I wish I would have been keeping a log of the cupcakes I've made thus far in 2012. I actually think that I would hit around the 250 mark, and the year's not even half over! (and all during student teaching, I might add). I made almost 100 in one afternoon a few weeks ago. Needless to say, cupcakes are something I've really enjoyed experimenting with. This strawberry cupcake was the first time that I have ever put fresh fruit in a cupcake. More than once I felt like I was making muffins or something and I even called them muffins at least once. They are definitely cupcakes, however, and the texture of the cake is light with just the right amount of fruit and strawberry flavor. I brought them to a party, and they went over very well. I even had one lady tell me they were the best cupcakes that she had ever had! As a cook, that is always something I love to hear.
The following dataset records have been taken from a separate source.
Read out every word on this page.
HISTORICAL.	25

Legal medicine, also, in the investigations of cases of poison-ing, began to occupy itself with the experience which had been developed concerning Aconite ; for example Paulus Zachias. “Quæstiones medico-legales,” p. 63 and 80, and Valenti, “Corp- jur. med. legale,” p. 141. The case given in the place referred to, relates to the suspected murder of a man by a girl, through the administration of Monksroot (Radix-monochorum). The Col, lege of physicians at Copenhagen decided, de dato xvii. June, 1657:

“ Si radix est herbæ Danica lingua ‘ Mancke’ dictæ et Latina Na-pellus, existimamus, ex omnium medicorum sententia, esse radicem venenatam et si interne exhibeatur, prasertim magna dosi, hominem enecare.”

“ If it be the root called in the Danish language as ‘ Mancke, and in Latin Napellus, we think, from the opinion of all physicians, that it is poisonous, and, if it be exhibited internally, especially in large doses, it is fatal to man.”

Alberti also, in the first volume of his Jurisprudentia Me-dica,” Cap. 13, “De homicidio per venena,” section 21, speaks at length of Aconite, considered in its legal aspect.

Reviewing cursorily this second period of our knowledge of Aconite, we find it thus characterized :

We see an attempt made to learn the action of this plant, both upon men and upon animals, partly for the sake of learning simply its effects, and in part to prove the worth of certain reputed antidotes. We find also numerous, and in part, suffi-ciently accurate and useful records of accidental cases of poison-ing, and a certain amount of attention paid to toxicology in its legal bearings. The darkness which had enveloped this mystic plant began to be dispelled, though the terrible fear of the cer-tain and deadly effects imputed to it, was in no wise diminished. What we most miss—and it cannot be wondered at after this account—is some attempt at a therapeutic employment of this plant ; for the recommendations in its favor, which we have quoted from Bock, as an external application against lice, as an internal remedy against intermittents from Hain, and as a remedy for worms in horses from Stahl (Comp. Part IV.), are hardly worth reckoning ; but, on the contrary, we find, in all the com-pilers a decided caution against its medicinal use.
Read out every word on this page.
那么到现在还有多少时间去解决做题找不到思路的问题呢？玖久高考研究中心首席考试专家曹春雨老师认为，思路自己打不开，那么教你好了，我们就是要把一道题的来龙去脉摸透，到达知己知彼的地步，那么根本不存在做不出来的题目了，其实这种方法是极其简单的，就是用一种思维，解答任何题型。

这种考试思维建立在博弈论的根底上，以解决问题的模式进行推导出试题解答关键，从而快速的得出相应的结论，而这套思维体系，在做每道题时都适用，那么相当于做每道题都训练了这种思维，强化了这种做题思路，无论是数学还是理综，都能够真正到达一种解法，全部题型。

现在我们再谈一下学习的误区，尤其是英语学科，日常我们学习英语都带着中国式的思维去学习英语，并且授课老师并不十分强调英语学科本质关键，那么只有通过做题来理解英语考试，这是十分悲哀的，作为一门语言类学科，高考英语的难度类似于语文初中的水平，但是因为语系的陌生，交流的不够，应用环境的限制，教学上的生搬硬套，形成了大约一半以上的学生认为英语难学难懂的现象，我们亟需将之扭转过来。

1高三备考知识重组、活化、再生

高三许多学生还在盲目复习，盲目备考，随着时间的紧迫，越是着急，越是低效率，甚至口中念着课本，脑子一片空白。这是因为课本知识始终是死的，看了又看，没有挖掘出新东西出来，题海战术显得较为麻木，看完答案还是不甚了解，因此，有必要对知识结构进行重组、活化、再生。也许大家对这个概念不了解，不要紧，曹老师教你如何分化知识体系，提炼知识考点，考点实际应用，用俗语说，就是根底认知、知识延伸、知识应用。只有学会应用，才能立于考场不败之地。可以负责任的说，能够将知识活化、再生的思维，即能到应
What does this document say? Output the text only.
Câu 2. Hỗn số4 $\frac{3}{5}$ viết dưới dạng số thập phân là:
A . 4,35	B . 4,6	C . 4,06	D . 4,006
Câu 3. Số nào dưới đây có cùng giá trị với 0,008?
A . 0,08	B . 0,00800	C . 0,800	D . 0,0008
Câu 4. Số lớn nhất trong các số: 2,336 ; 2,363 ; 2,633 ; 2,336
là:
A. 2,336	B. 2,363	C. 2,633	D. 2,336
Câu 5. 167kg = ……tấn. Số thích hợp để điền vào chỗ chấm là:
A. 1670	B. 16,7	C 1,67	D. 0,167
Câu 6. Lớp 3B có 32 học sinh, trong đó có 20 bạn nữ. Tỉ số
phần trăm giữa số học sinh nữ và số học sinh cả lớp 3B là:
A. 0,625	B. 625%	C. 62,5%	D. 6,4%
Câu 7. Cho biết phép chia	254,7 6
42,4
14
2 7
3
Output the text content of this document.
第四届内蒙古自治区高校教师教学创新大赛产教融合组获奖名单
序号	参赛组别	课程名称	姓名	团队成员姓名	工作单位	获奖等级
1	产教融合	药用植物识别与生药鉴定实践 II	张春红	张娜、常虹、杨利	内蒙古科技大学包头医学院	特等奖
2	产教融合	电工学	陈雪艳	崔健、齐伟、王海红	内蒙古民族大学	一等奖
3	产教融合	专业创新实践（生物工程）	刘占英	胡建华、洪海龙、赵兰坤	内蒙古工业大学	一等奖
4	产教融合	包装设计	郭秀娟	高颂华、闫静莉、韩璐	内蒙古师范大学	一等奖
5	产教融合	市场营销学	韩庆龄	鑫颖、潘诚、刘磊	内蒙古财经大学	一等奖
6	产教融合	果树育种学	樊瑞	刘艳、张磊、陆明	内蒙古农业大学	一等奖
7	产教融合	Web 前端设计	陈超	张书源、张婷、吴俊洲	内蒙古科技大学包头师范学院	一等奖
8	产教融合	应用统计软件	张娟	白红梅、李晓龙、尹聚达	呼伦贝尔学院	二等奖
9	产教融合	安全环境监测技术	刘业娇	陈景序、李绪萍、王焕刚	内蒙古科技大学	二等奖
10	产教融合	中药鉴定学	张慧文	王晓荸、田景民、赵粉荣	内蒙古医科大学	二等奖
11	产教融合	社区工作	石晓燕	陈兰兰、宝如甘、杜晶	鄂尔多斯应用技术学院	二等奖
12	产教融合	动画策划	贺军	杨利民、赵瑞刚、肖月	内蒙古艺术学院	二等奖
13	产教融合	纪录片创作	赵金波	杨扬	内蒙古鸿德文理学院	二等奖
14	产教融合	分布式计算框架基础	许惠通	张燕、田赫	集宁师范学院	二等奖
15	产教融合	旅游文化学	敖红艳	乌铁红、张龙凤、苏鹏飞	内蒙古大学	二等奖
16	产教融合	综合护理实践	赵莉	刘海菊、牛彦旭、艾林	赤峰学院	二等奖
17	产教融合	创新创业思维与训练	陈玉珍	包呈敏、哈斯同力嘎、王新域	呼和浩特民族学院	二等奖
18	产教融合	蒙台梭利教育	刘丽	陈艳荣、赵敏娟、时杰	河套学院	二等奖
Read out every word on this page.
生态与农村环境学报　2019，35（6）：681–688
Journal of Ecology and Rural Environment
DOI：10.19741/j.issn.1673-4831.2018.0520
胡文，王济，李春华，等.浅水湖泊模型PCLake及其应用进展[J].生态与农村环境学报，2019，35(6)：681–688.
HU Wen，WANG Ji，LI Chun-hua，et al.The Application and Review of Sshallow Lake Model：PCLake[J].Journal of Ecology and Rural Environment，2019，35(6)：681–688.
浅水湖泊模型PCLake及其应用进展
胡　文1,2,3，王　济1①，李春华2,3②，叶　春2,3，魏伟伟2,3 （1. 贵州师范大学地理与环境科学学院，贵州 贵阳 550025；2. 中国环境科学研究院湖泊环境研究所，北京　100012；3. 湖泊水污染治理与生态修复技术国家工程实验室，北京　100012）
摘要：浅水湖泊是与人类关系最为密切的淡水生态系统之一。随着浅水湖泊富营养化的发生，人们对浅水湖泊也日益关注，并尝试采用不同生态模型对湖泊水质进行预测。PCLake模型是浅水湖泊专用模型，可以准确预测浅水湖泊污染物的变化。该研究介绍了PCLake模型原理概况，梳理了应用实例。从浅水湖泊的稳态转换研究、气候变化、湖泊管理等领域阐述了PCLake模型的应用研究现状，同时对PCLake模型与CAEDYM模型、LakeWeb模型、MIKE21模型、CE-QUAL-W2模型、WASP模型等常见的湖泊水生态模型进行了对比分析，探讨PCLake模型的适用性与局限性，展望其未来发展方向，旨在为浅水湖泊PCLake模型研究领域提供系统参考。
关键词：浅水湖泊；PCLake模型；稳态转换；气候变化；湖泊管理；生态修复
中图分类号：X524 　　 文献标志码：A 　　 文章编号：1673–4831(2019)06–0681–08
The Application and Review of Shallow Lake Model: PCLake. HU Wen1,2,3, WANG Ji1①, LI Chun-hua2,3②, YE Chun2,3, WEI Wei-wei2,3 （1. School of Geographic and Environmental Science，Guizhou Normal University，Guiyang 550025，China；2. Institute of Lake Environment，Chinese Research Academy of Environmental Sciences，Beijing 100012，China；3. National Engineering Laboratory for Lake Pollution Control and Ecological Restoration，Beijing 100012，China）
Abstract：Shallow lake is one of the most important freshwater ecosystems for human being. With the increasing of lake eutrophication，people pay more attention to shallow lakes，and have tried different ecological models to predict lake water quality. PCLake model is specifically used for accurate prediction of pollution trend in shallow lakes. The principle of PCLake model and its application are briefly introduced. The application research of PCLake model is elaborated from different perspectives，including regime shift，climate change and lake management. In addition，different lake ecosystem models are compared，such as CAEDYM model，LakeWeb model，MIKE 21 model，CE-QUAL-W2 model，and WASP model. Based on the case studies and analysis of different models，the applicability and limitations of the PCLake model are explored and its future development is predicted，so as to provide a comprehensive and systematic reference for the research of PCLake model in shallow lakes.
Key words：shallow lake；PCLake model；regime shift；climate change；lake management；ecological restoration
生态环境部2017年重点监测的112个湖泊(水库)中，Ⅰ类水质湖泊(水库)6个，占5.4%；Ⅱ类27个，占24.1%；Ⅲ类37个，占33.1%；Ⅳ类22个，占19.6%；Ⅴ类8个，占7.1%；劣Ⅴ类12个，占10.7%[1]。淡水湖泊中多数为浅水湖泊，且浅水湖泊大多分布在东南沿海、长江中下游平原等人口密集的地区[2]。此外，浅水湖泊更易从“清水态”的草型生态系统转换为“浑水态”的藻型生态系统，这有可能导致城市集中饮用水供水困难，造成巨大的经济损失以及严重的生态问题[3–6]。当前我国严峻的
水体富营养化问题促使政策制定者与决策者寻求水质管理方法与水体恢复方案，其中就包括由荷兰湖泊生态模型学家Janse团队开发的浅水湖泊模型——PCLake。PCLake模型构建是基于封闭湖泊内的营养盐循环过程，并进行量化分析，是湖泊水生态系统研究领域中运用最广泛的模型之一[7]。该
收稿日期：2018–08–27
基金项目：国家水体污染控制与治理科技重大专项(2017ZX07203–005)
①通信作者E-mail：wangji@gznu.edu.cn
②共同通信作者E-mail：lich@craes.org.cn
I made a simple vanilla butter cream frosting to go with these, but I really think several different things would pair with it nicely. If I made them again, I might even do just whipped cream. I have added the frosting recipe I used, but feel free to experiment or use your own favorite frosting recipe.
Strawberry Cupcakes
Makes about 34 to 36
For the cupcakes
2 1/4 cups all-purpose flour
1/2 cup cake flour
1 tablespoon baking powder
3/4 teaspoon salt
1 cup (2 sticks) butter, at room temperature
2 1/4 cups sugar
1 1/2 teaspoon vanilla extract
3 large eggs plus 1 egg white
2 tablespoons strawberry jam
1 cup milk
2 cups finely chopped fresh strawberries
For the frosting
1/2 cup (1 stick) butter, softened
4 cups powdered sugar
dash salt
1/3 whipping cream or milk
1 teaspoon vanilla extract
Note: If you are using salted butter, reduce the salt to 1/2 teaspoon for the cupcakes.
1. For the cupcakes, begin by preheating the oven to 350°. Line two cupcake pans with paper liners and set aside.
2. In a medium bowl, combine the flours, baking powder, and salt. Whisk to blend and set aside. In a large bowl, combine the butter, sugar and vanilla. Beat on medium-high speed until light and fluffy, about 3 minutes. Beat in the eggs and the egg white one at a time, mixing well after each addition. Add the strawberry jam, and mix on low to combine. Then add the flour mixture in two additions alternating with the milk, all while continuing to mix on low and until just combined. Gently fold in the strawberries with a rubber spatula.
3. Fill the paper cupcake liners to about 3/4 full. Bake for 25 to 28 minutes, or until the cupcakes are light golden on the top and a toothpick inserted in the center comes out clean. Rotate the pans half way through baking. When the cupcakes are done, allow to cool in the pans for about 5 minutes, then transfer to a wire rack to cool completely.
4. For the frosting, beat the butter for a few seconds until smooth in a large bowl. Add half of the powdered sugar, the salt, cream, and vanilla. Mix on low until incorporated, then add the rest of the powdered sugar. Mix until smooth and creamy. Frost cupcakes with the frosting once they are completely cool. Enjoy!
Cupcakes adapted from Annie's Eats Strawberry cupcakes, and frosting adapted from Hey There Cupcake! by Clare Crespo.